One of Cagle's reasons for turning down the request is that he said the ACLJ's attorney is not a Tennessee resident, which is required as part of the state's open record law.

Residency

The ACLJ would not tell the Times-Gazette if any districts had complied with its requests but did issue a statement from its executive counsel CeCe Heil that addressed the residency issue:

"In response to numerous reports from parents throughout the state expressing concern about the manner in which students are being instructed regarding the Islamic religion in Tennessee public schools, the ACLJ, through one of our attorneys who is a Tennessee citizen, issued valid requests to the public school districts seeking public records regarding their curriculum.
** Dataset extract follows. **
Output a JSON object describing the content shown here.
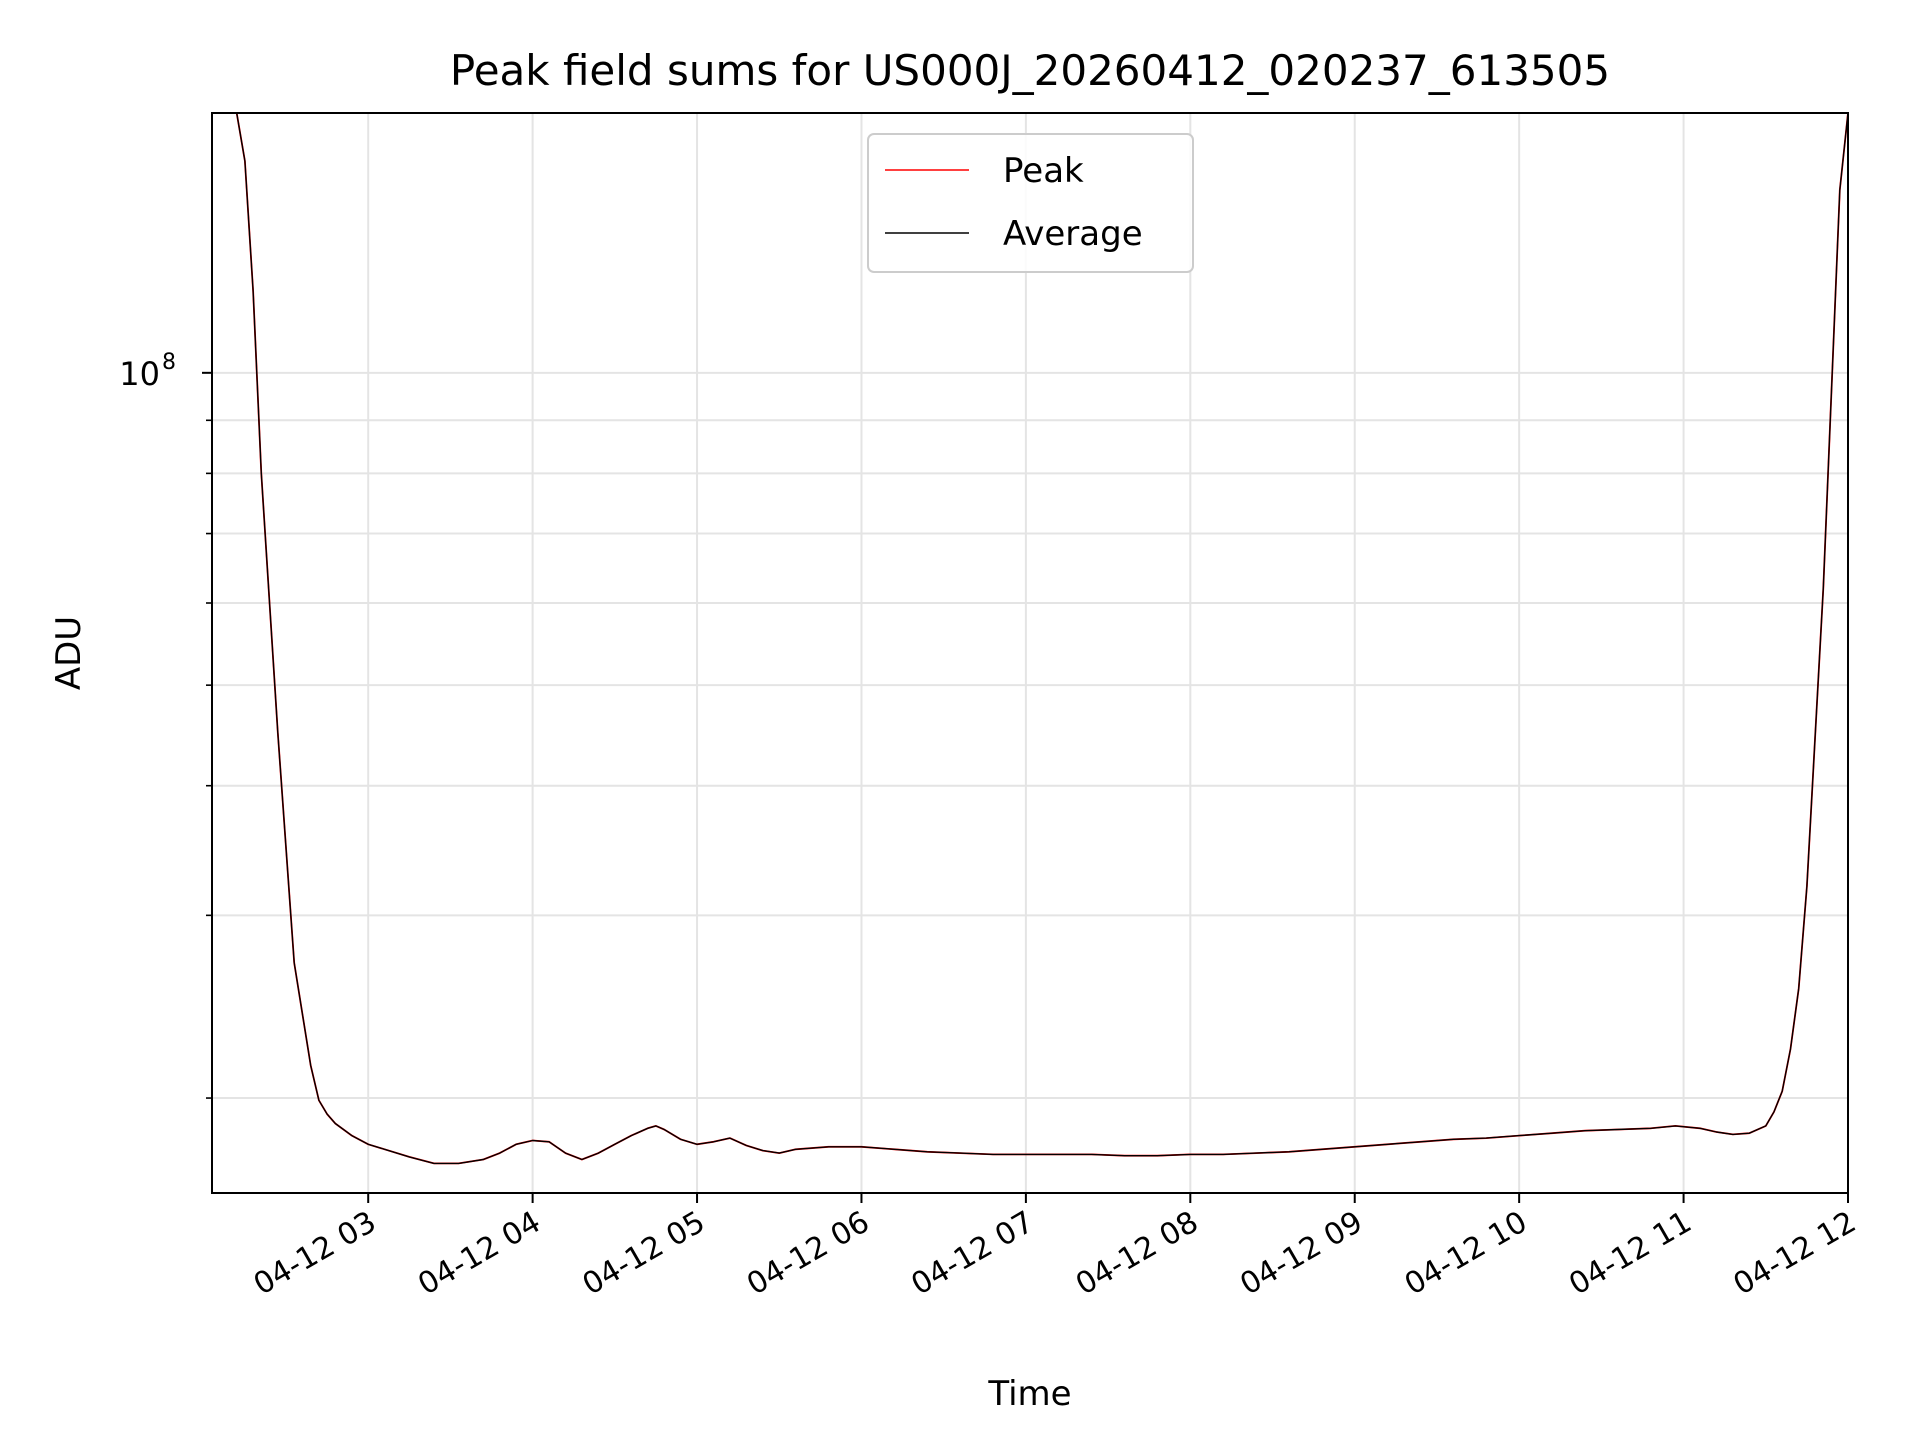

We have received responses from numerous school districts to our open records requests.

"Although some of them have followed a sample letter apparently provided by a law firm to try to deny our requests, it is not uncommon for a government entity to try to delay compliance with an open records or FOIA request.

"We deal with government entities regularly and anticipate the necessity of engaging in negotiations pertaining to the actual documentation received. We are currently corresponding with the school districts that have questions and are happy to address any concerns or clarifications they may have or need."

Scrutinizing materials

Gill said that some parents are reporting that their children are being given supplemental learning materials supplied by the Council on American-Islamic Relations (CAIR). The organization says it is a Muslim civil rights group, but some conservatives question its motives.

Susan Curlee is a parent and school board member in Williamson County who testified last month to the state's Textbook & Materials Quality Commission on Social Studies books. She said that as a parent, she was shocked when her daughter came home with supplemental materials supplied by CAIR. Parents are supposed to have the right to review such materials, she said.

"If Christianity were taught this way, what would the reaction be?" she asked. "The ACLU would shut this down. That's the ultimate litmus test."

The state's American Civil Liberties Union said it encourages the teaching of religion as long as it does not proselytize.

"Public schools are prohibited under the First Amendment from endorsing or encouraging religion in any way," a statement from Hedy Weinberg, ACLU-TN executive director, read. "However, schools can educate students about religious traditions and beliefs as long as such teachings are presented in an objective, unbiased way, and do not advocate or criticize either religion in general or any particular beliefs.

"Indeed, so long as information about religion is presented in a neutral manner, Tennessee students can only benefit from understanding different religions and their role in the world, developing their critical thinking skills, and engaging in dialogue on diverse perspectives."

What is taught?

While the state sets the standards to say what students should know of end-of-year tests, districts have the freedom to determine what curriculum to use, said Ashley Ball, communications director for the Tennessee Department of Education. The standards on religion have not changed much over the years, she said.

Gill said that the Franklin Special School District is one of several districts to receive a PowerPoint created by CAIR. The presentation covers a variety of Islamic topics, from the historical founding of the religion to its prophets, pilgrimages and statement of faith to explaining how its worship works and illustrating the layout of a typical mosque. The presentation also says that Mount Moriah Rock is "where Muhammad ascended into heaven."

Curlee said that the teaching of religious creeds violates students' constitutional rights. In her testimony to the textbook commission, she said that last year, the writing portion of the Social Studies year-end exam devoted eight of 32 questions to Islam. Students were required to write out the Shahada, or Muslim profession of faith.

She also said that she believes the state should review the standards, books, supplemental materials and tests together, not separately.